Take Rupert Murdoch, the billionaire owner of News Corporation (and by extension the Wall Street Journal), who invested $125 million into Theranos near the end of the company’s story. He met Holmes at a dinner in Silicon Valley:
During the dinner, Holmes came over to Murdoch’s table, introduced herself, and chatted him up. The strong first impression she made on him was bolstered by [Yuri] Milner, who sang her praises when Murdoch later asked him what he thought of the young woman.
….
But unlike the big venture capital firms, he did no due diligence to speak of. The eighty-four-year-old mogul tended to just follow his gut, an approach that had served him well …
He made one call before investing $125 million.
To some readers, that might be a breathtaking sum, but it really is something of a pittance for Murdoch, whose reported net worth today is roughly $17 billion. In the denouement of the Theranos story, Carreyrou notes that, “The media mogul sold his stock back to Theranos for one dollar so he could claim a big tax write-off on his other earnings. With a fortune estimated at $12 billion, Murdoch could afford to lose more than $100 million on a bad investment.”

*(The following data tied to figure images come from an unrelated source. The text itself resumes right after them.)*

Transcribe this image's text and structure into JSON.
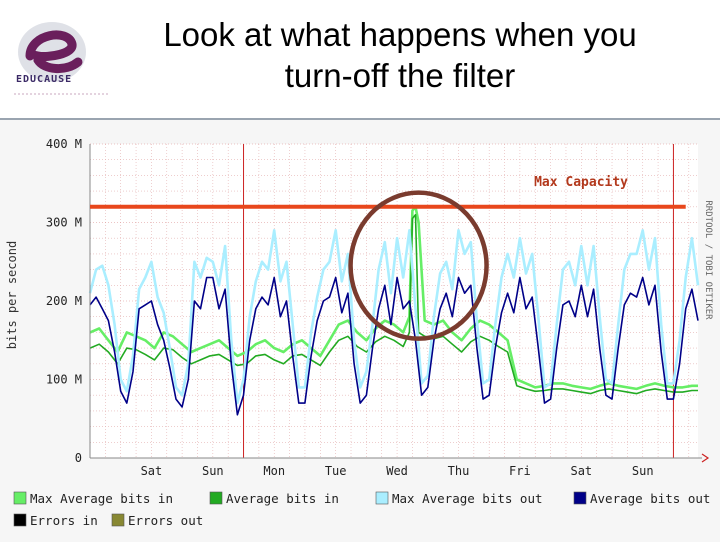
{
  "slide": {
    "title_line1": "Look at what happens when you",
    "title_line2": "turn-off the filter",
    "logo_text": "EDUCAUSE"
  },
  "chart_data": {
    "type": "line",
    "ylabel": "bits per second",
    "side_label": "RRDTOOL / TOBI OETIKER",
    "ylim": [
      0,
      400
    ],
    "y_ticks": [
      {
        "value": 0,
        "label": "0"
      },
      {
        "value": 100,
        "label": "100 M"
      },
      {
        "value": 200,
        "label": "200 M"
      },
      {
        "value": 300,
        "label": "300 M"
      },
      {
        "value": 400,
        "label": "400 M"
      }
    ],
    "x_range": [
      0,
      9.9
    ],
    "x_ticks": [
      {
        "x": 1.0,
        "label": "Sat"
      },
      {
        "x": 2.0,
        "label": "Sun"
      },
      {
        "x": 3.0,
        "label": "Mon"
      },
      {
        "x": 4.0,
        "label": "Tue"
      },
      {
        "x": 5.0,
        "label": "Wed"
      },
      {
        "x": 6.0,
        "label": "Thu"
      },
      {
        "x": 7.0,
        "label": "Fri"
      },
      {
        "x": 8.0,
        "label": "Sat"
      },
      {
        "x": 9.0,
        "label": "Sun"
      }
    ],
    "day_boundaries": [
      2.5,
      9.5
    ],
    "threshold": {
      "value": 320,
      "label": "Max Capacity",
      "color": "#e8471c"
    },
    "highlight": {
      "x": 5.35,
      "y": 245,
      "color": "#7a3b2e"
    },
    "series": [
      {
        "name": "Max Average bits in",
        "color": "#66ee66",
        "x": [
          0,
          0.15,
          0.3,
          0.45,
          0.6,
          0.75,
          0.9,
          1.05,
          1.2,
          1.35,
          1.5,
          1.65,
          1.8,
          1.95,
          2.1,
          2.25,
          2.4,
          2.55,
          2.7,
          2.85,
          3.0,
          3.15,
          3.3,
          3.45,
          3.6,
          3.75,
          3.9,
          4.05,
          4.2,
          4.35,
          4.5,
          4.65,
          4.8,
          4.95,
          5.1,
          5.2,
          5.25,
          5.3,
          5.35,
          5.45,
          5.6,
          5.75,
          5.9,
          6.05,
          6.2,
          6.35,
          6.5,
          6.65,
          6.8,
          6.95,
          7.1,
          7.25,
          7.4,
          7.55,
          7.7,
          7.85,
          8.0,
          8.15,
          8.3,
          8.45,
          8.6,
          8.75,
          8.9,
          9.05,
          9.2,
          9.35,
          9.5,
          9.65,
          9.8,
          9.9
        ],
        "values": [
          160,
          165,
          150,
          135,
          160,
          155,
          150,
          140,
          160,
          155,
          145,
          135,
          140,
          145,
          150,
          140,
          130,
          135,
          145,
          150,
          140,
          135,
          145,
          150,
          140,
          130,
          150,
          170,
          175,
          160,
          150,
          165,
          175,
          170,
          160,
          180,
          315,
          320,
          300,
          175,
          170,
          175,
          160,
          150,
          165,
          175,
          170,
          160,
          150,
          100,
          95,
          90,
          92,
          95,
          95,
          92,
          90,
          88,
          92,
          95,
          92,
          90,
          88,
          92,
          95,
          92,
          90,
          90,
          92,
          92
        ]
      },
      {
        "name": "Average bits in",
        "color": "#22aa22",
        "x": [
          0,
          0.15,
          0.3,
          0.45,
          0.6,
          0.75,
          0.9,
          1.05,
          1.2,
          1.35,
          1.5,
          1.65,
          1.8,
          1.95,
          2.1,
          2.25,
          2.4,
          2.55,
          2.7,
          2.85,
          3.0,
          3.15,
          3.3,
          3.45,
          3.6,
          3.75,
          3.9,
          4.05,
          4.2,
          4.35,
          4.5,
          4.65,
          4.8,
          4.95,
          5.1,
          5.2,
          5.25,
          5.3,
          5.35,
          5.45,
          5.6,
          5.75,
          5.9,
          6.05,
          6.2,
          6.35,
          6.5,
          6.65,
          6.8,
          6.95,
          7.1,
          7.25,
          7.4,
          7.55,
          7.7,
          7.85,
          8.0,
          8.15,
          8.3,
          8.45,
          8.6,
          8.75,
          8.9,
          9.05,
          9.2,
          9.35,
          9.5,
          9.65,
          9.8,
          9.9
        ],
        "values": [
          140,
          145,
          135,
          120,
          140,
          138,
          132,
          125,
          140,
          138,
          128,
          120,
          125,
          130,
          132,
          125,
          118,
          120,
          130,
          132,
          125,
          120,
          130,
          132,
          125,
          118,
          135,
          150,
          155,
          142,
          135,
          148,
          155,
          150,
          142,
          160,
          305,
          310,
          160,
          155,
          152,
          155,
          145,
          135,
          148,
          155,
          150,
          142,
          135,
          92,
          88,
          85,
          86,
          88,
          88,
          86,
          84,
          82,
          86,
          88,
          86,
          84,
          82,
          86,
          88,
          86,
          84,
          84,
          86,
          86
        ]
      },
      {
        "name": "Max Average bits out",
        "color": "#aaeeff",
        "x": [
          0,
          0.1,
          0.2,
          0.3,
          0.4,
          0.5,
          0.6,
          0.7,
          0.8,
          0.9,
          1.0,
          1.1,
          1.2,
          1.3,
          1.4,
          1.5,
          1.6,
          1.7,
          1.8,
          1.9,
          2.0,
          2.1,
          2.2,
          2.3,
          2.4,
          2.5,
          2.6,
          2.7,
          2.8,
          2.9,
          3.0,
          3.1,
          3.2,
          3.3,
          3.4,
          3.5,
          3.6,
          3.7,
          3.8,
          3.9,
          4.0,
          4.1,
          4.2,
          4.3,
          4.4,
          4.5,
          4.6,
          4.7,
          4.8,
          4.9,
          5.0,
          5.1,
          5.2,
          5.3,
          5.4,
          5.5,
          5.6,
          5.7,
          5.8,
          5.9,
          6.0,
          6.1,
          6.2,
          6.3,
          6.4,
          6.5,
          6.6,
          6.7,
          6.8,
          6.9,
          7.0,
          7.1,
          7.2,
          7.3,
          7.4,
          7.5,
          7.6,
          7.7,
          7.8,
          7.9,
          8.0,
          8.1,
          8.2,
          8.3,
          8.4,
          8.5,
          8.6,
          8.7,
          8.8,
          8.9,
          9.0,
          9.1,
          9.2,
          9.3,
          9.4,
          9.5,
          9.6,
          9.7,
          9.8,
          9.9
        ],
        "values": [
          210,
          240,
          245,
          220,
          170,
          100,
          85,
          130,
          215,
          230,
          250,
          205,
          185,
          140,
          90,
          80,
          120,
          250,
          230,
          255,
          250,
          220,
          270,
          150,
          70,
          100,
          180,
          225,
          250,
          240,
          290,
          225,
          250,
          170,
          90,
          90,
          160,
          205,
          240,
          250,
          290,
          225,
          260,
          150,
          90,
          110,
          170,
          240,
          275,
          210,
          280,
          230,
          290,
          190,
          95,
          105,
          180,
          235,
          250,
          215,
          290,
          260,
          275,
          175,
          95,
          100,
          170,
          230,
          260,
          230,
          280,
          235,
          260,
          180,
          90,
          95,
          170,
          240,
          250,
          220,
          270,
          220,
          270,
          180,
          100,
          95,
          170,
          240,
          260,
          260,
          290,
          240,
          280,
          170,
          95,
          95,
          150,
          230,
          280,
          220
        ]
      },
      {
        "name": "Average bits out",
        "color": "#000088",
        "x": [
          0,
          0.1,
          0.2,
          0.3,
          0.4,
          0.5,
          0.6,
          0.7,
          0.8,
          0.9,
          1.0,
          1.1,
          1.2,
          1.3,
          1.4,
          1.5,
          1.6,
          1.7,
          1.8,
          1.9,
          2.0,
          2.1,
          2.2,
          2.3,
          2.4,
          2.5,
          2.6,
          2.7,
          2.8,
          2.9,
          3.0,
          3.1,
          3.2,
          3.3,
          3.4,
          3.5,
          3.6,
          3.7,
          3.8,
          3.9,
          4.0,
          4.1,
          4.2,
          4.3,
          4.4,
          4.5,
          4.6,
          4.7,
          4.8,
          4.9,
          5.0,
          5.1,
          5.2,
          5.3,
          5.4,
          5.5,
          5.6,
          5.7,
          5.8,
          5.9,
          6.0,
          6.1,
          6.2,
          6.3,
          6.4,
          6.5,
          6.6,
          6.7,
          6.8,
          6.9,
          7.0,
          7.1,
          7.2,
          7.3,
          7.4,
          7.5,
          7.6,
          7.7,
          7.8,
          7.9,
          8.0,
          8.1,
          8.2,
          8.3,
          8.4,
          8.5,
          8.6,
          8.7,
          8.8,
          8.9,
          9.0,
          9.1,
          9.2,
          9.3,
          9.4,
          9.5,
          9.6,
          9.7,
          9.8,
          9.9
        ],
        "values": [
          195,
          205,
          190,
          175,
          135,
          85,
          70,
          110,
          190,
          195,
          200,
          170,
          150,
          115,
          75,
          65,
          100,
          200,
          190,
          230,
          230,
          190,
          215,
          120,
          55,
          80,
          150,
          190,
          205,
          195,
          230,
          180,
          200,
          130,
          70,
          70,
          130,
          175,
          200,
          205,
          230,
          185,
          210,
          120,
          70,
          80,
          140,
          190,
          220,
          170,
          230,
          190,
          200,
          150,
          80,
          90,
          150,
          190,
          210,
          180,
          230,
          210,
          220,
          140,
          75,
          80,
          140,
          185,
          210,
          185,
          230,
          190,
          205,
          140,
          70,
          75,
          140,
          195,
          200,
          180,
          220,
          180,
          215,
          140,
          80,
          75,
          140,
          195,
          210,
          205,
          230,
          195,
          220,
          135,
          75,
          75,
          120,
          190,
          215,
          175
        ]
      }
    ],
    "legend": [
      {
        "label": "Max Average bits in",
        "color": "#66ee66"
      },
      {
        "label": "Average bits in",
        "color": "#22aa22"
      },
      {
        "label": "Max Average bits out",
        "color": "#aaeeff"
      },
      {
        "label": "Average bits out",
        "color": "#000088"
      },
      {
        "label": "Errors in",
        "color": "#000000"
      },
      {
        "label": "Errors out",
        "color": "#888833"
      }
    ]
  }
}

For Murdoch, a bad heuristic around the company cost him roughly 1% of his net wealth, and with the tax loss, may not have cost him much of anything at all.
That’s the challenge of the book: for all the fraud committed by Theranos and its founder, its financial losses were ultimately borne by the ultra-rich. This is not the 2008 Financial Crisis, where millions of people are thrown out of their homes due to the chicanery of Wall Street fat cats.
If there is a lesson in all of this, it is that the right heuristics would have helped these investors to an extraordinarily degree. Take for example the rapid turnover of Theranos’ workforce, which could have been checked on LinkedIn in minutes and would have signaled something deeply wrong with the company’s culture and leadership. It doesn’t take many questions to discover the fraud here if they are the right questions.
Beyond the investors and workers though, the harm is even hard to track to patients. There are perhaps no more serious consequences around Theranos’ fraud than for patients, who took tests on the company’s proprietary Edison machines and received inaccurate and at times faked results. Yet, Carreyrou strangely hasn’t compiled a compelling set of patients for whom Theranos caused morbidity. If any industry comes out positively in this book, it is the doctors of patients who reorder tests and ask additional questions when results didn’t make sense.
Ultimately, Bad Blood is a complete book about an important story. I’m reminded a bit of the 2012 documentary The Act of Killing, in which the filmmakers travel to Indonesia to have the killers of the 1965 communist genocide recreate the murders they perpetrated. The director’s cut is long and at times remarkably tedious, and yet, that is in many ways precisely the point. As a viewer, you become inured to the murder, bereft of emotion while waiting for the ending credits to roll.
Bad Blood is the same: its direct, to the point, and relatively sparing in any deep thrills. And that is its point. The book gives us a pinprick in our belief that Silicon Valley’s vaunted investors and founders are immune to stupidity. If you didn’t already know that before, you certainly now have a one-word household name of a startup to reference.